People Coming to Florida During a State of Emergency

On the different Disney facebook groups I’m seeing people who decided to fly into Florida before the airports shut down. Now they’re upset that Disney isn’t helping them through “this difficult time.”

My head is in my hands because I just can’t.

These are people who are in vacation mode. They don’t have 2 weeks worth of food and water available to them, they don’t have flashlights, and they don’t have batteries. While I hear that the Disney property doesn’t usually lose power, it doesn’t mean it can’t. When it does happen, now all these tourists are going to be ill prepared.

They are upset that they have to pay for brown bag lunch and dinners. Honestly, they’re lucky they have access to food in the first place! They’re upset that there will be times they have to stay put in their room. Honestly.

Who the fuck flies into a potential natural disaster with their kids anyways?

My problem with this whole thing is because these people are unaware and underprepared for the hurricane, they can potentially pull on resources that are needed elsewhere. Especially since there wouldn’t be the potential if people stayed out of Florida.

I’ve been told I shouldn’t judge, but I’ve lived there. I’ve been through ever category on the list and drove between 2 tornadoes forming on either side of the road (0/10 do not recommend). I know what the stress is like to be evacuated and not allowed out.

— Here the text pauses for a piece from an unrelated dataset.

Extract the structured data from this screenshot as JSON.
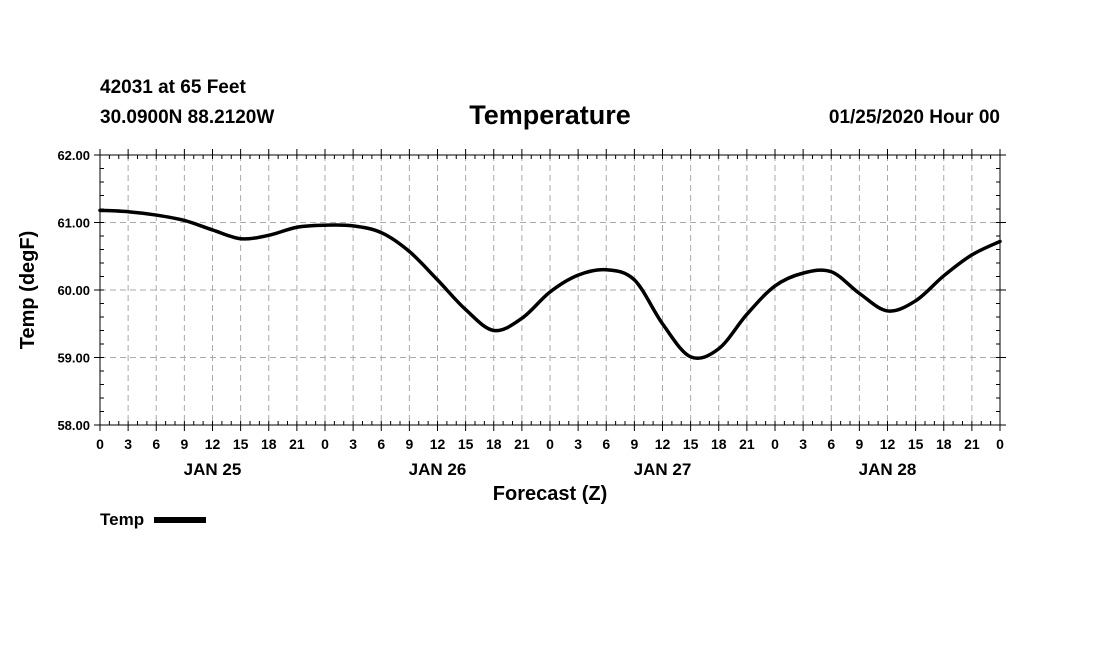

I also know what its like to not have access to any food. Unfortunately, staff didn’t always watch the kids they were assigned and the girls would get into the kitchen and eat food. While at meal times staff were supposed to be fed, we were always fed last. If they ran out, they ran out. My first few storms were like this, hence, always having non perishables in my car.

So yea, do yourself a favor and if you book a trip to Florida during hurricane season, make sure you have insurance so you can rebook at a later time if a hurricane comes. Don’t gamble if the hurricane is really coming or not and don’t put more stress on an already stressful situation. That’s just a shitty thing to do.